Not only can the surveillance platforms help the Air Force track objects in geosynchronous orbit — a capability needed to manage traffic and avoid collisions — the GSSAP spacecraft can adjust their orbits to approach and image other satellites using sharp-eyed optical cameras.
The GSSAP satellites’ ability to maneuver around other spacecraft gives military officials data on the location, orbit and size of other objects in geosynchronous orbit, according to the Space Force, “enabling characterization for anomaly resolution and enhanced surveillance, while maintaining flight safety.”
“Data from GSSAP uniquely contributes to timely and accurate orbital predictions, enhancing our knowledge of the geosynchronous orbit environment, and further enabling space flight safety to include satellite collision avoidance,” officials wrote in the Space Force’s official GSSAP fact sheet.
The GSSAP program, which was classified until 2014, produces data that helps military and other government satellites “navigate freely and safely” in geosynchronous orbit, according to the Space Force’s Space Systems Command.
“The first four GSSAP satellites have performed remarkably well,” said Lt. Gen. Stephen Whiting, commander of Space Operations Command. “These next two satellites will add to that capability and enable us to understand more completely things that occur in the geosynchronous orbit. It’s a key piece in the puzzle for space domain awareness.”
“The way I describe it is a neighborhood watch capability,” said Gen. John “Jay’ Raymond, the chief of space operations and the highest-ranking officer in the Space Force. “It allows us to better understand what’s going on in the domain, especially in a really critical orbit like geosynchronous orbit.”
Artist’s concept of two GSSAP spacecraft in orbit.
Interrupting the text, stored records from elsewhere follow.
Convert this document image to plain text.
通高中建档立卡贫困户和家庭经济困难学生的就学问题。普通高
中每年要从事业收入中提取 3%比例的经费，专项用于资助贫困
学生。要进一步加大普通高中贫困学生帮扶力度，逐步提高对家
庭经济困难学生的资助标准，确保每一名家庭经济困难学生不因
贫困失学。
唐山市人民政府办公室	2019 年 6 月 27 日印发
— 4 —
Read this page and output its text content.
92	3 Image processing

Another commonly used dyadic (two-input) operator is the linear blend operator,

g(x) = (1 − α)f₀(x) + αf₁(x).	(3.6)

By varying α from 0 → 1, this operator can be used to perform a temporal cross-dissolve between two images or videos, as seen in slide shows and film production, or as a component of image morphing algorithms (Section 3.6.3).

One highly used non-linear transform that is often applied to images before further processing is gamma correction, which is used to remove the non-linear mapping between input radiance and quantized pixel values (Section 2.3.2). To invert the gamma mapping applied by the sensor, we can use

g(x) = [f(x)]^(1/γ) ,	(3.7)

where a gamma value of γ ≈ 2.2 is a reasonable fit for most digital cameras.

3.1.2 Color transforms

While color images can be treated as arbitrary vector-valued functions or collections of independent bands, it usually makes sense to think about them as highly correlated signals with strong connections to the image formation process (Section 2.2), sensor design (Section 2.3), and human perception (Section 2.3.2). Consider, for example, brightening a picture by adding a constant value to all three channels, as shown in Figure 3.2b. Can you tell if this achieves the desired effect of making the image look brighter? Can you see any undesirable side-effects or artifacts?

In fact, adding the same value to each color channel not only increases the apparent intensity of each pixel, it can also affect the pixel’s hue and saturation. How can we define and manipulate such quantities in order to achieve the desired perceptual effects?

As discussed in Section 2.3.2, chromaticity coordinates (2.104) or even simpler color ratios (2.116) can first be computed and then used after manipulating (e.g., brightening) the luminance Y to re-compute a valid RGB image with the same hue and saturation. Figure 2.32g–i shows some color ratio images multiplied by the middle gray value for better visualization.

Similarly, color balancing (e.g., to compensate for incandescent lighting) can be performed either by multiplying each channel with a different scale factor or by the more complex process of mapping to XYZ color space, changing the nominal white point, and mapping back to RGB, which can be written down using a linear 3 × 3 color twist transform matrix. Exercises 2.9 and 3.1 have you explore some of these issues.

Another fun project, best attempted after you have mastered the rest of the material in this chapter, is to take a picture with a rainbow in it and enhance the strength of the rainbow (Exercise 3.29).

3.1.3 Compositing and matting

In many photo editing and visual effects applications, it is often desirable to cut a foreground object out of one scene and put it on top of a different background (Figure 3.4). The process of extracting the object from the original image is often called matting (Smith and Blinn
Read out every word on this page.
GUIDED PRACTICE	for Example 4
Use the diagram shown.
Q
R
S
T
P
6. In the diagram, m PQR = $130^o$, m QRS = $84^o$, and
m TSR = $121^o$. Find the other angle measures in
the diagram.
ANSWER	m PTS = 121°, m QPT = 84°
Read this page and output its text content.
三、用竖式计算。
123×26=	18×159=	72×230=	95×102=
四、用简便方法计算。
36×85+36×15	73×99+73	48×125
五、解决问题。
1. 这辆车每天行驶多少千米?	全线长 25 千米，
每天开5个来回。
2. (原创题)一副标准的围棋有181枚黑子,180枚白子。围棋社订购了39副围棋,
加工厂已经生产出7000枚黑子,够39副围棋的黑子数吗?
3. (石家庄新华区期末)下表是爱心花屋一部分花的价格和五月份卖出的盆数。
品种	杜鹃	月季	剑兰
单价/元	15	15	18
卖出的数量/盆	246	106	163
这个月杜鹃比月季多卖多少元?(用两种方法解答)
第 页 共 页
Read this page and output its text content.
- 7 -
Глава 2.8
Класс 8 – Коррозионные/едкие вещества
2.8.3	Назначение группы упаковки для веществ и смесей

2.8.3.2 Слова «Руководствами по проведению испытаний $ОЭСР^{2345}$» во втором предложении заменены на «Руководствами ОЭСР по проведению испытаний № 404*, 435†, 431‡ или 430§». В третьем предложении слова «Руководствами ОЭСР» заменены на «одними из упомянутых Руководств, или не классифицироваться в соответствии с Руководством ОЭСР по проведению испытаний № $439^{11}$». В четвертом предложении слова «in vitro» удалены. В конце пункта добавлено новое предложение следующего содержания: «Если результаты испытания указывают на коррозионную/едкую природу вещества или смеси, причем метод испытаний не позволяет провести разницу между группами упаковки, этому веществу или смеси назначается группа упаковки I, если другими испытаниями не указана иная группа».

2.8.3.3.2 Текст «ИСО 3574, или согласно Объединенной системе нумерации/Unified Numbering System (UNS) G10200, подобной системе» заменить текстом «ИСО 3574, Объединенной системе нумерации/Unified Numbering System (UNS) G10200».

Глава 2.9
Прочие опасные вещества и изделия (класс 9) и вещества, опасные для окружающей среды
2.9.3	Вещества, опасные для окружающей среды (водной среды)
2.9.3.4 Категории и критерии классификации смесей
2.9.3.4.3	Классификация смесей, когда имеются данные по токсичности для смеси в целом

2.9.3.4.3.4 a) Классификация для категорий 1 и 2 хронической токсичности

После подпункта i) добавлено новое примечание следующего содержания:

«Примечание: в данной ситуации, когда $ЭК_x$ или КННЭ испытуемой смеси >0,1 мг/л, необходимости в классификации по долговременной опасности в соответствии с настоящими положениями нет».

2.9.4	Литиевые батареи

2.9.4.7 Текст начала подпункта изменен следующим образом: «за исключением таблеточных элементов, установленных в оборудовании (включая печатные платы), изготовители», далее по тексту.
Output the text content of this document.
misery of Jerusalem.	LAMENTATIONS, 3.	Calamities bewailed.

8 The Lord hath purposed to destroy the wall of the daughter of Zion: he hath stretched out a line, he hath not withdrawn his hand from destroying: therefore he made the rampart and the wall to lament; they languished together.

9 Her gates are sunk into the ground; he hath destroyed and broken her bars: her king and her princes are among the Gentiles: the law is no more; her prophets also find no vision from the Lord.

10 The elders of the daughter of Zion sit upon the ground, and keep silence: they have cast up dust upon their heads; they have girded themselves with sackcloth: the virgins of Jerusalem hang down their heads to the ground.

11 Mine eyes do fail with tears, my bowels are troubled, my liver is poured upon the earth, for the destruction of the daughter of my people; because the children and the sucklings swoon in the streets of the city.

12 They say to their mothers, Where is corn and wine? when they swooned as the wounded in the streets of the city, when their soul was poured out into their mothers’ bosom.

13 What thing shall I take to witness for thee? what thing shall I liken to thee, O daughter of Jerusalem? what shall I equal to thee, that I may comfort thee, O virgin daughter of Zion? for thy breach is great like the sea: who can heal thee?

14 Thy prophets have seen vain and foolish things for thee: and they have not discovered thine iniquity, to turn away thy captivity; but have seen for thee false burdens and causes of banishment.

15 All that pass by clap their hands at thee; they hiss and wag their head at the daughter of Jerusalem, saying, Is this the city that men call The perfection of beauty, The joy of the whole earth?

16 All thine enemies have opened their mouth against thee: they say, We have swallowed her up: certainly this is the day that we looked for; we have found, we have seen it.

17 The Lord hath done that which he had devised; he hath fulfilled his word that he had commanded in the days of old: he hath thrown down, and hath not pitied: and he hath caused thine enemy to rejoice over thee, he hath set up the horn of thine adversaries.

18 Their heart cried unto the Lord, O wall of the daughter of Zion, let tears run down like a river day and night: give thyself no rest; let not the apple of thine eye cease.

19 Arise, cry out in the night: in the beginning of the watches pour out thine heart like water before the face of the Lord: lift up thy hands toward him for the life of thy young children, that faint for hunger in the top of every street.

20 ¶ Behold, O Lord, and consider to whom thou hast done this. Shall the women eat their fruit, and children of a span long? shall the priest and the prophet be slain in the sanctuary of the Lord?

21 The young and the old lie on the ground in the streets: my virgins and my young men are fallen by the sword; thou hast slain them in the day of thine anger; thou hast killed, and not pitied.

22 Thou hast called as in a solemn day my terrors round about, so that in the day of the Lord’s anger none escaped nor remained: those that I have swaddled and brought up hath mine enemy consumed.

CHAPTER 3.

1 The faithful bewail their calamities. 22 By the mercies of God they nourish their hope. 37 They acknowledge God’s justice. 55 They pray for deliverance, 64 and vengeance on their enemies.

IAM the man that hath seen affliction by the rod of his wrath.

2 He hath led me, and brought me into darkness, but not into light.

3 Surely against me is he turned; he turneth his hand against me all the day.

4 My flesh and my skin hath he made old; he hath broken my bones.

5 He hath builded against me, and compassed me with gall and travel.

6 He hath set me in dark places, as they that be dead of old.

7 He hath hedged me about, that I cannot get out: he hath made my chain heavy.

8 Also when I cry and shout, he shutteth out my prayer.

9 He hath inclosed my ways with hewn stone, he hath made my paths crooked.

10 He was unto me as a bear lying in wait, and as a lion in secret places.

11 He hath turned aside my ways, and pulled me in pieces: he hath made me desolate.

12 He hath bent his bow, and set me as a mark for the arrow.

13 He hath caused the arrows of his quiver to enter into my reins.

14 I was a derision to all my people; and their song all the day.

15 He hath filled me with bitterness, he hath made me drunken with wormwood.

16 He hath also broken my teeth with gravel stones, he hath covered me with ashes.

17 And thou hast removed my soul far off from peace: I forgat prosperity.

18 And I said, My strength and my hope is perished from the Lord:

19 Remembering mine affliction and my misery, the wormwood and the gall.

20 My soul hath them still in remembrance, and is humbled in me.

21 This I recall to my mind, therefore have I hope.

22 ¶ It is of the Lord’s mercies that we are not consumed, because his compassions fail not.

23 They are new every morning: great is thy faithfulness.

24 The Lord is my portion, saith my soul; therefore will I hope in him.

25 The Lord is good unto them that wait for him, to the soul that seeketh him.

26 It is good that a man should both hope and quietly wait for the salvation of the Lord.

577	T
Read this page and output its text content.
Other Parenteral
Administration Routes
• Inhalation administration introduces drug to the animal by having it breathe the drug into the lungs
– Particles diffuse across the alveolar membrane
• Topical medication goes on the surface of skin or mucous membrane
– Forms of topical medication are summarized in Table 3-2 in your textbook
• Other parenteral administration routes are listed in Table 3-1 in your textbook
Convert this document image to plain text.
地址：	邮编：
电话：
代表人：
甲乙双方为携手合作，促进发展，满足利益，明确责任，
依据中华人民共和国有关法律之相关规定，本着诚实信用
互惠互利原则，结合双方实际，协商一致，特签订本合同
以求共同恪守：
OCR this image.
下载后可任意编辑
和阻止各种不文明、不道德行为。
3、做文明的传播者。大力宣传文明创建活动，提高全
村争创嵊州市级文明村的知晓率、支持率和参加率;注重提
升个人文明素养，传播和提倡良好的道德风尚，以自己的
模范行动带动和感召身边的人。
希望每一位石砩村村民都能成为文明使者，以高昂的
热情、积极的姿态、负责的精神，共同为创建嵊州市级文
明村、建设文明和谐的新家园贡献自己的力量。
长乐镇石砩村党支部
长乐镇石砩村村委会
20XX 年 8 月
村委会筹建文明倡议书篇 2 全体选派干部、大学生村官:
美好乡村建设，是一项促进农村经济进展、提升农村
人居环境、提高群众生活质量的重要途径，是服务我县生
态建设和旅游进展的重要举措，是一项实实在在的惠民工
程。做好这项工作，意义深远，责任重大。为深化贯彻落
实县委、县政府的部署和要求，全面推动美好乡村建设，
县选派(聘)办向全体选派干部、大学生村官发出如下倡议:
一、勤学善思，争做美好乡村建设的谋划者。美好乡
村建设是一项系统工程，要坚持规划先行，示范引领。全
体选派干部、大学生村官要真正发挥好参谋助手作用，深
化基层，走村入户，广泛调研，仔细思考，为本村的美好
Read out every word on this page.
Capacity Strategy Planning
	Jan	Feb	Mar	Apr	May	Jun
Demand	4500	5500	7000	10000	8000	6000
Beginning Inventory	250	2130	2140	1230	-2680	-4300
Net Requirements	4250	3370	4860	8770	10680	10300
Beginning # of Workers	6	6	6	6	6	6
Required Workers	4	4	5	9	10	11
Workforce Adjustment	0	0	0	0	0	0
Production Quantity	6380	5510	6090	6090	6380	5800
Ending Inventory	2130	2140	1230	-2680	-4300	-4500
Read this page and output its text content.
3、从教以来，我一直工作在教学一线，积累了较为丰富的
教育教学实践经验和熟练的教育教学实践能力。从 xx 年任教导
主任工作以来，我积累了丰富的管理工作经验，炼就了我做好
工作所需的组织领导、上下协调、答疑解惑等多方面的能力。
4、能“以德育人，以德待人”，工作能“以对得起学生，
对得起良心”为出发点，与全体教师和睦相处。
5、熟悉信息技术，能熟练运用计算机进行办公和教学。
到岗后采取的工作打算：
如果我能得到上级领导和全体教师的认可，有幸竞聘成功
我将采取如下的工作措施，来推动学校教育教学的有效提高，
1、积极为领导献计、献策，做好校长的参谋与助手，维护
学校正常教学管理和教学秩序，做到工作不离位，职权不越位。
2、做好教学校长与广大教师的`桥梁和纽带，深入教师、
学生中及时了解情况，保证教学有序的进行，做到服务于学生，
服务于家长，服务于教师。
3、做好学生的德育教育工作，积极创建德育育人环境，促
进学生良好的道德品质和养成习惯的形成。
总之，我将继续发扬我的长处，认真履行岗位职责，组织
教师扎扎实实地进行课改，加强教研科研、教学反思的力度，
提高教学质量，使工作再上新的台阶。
Credit: U.S. Air Force
The Air Force sent one of the GSSAP satellites to the aid of a crippled U.S. Navy communications satellite in 2016. The Navy’s fifth MUOS relay satellite ran into propulsion trouble after launch, forcing it to use backup thrusters to climb into its perch in geosynchronous orbit.
The GSSAP satellite changed course to capture imagery of the MUOS 5 spacecraft to give engineers insight into its status and condition, the Air Force said.
“Historically, the way we have surveilled or had awareness of the domain is we’ve taken observations from radars or optical capabilities, and we’ve come up with an address in space, if you will, of objects,” Raymond said Tuesday in a virtual discussion hosted by the Mitchell Institute.
Cataloguing satellites and space debris has been the a chief goal of the military’s space-related efforts for decades. But with countries like China and Russia fielding increasingly sophisticated military spacecraft, including anti-satellite capabilities, the Space Force needs the GSSAP satellites to add a new dimension in its tracking of objects in orbit.
“We’ve been worried about making sure two things don’t collide, that we can keep that domain safe for all, which is critical. But it’s not sufficient,” Raymond said. “If you move into a war fighting domain, you have to have more knowledge than just where something is. You have to have some insights into what those capabilities are ,and this neighborhood watch capability has provided us a fuller look at what’s in space, specifically in the geosynchronous domain.”
The fifth and six satellites will provide “additional capacity” for the GSSAP network to better cover the large volume of space in the geosynchronous belt, Raymond said in response to questions from Spaceflight Now.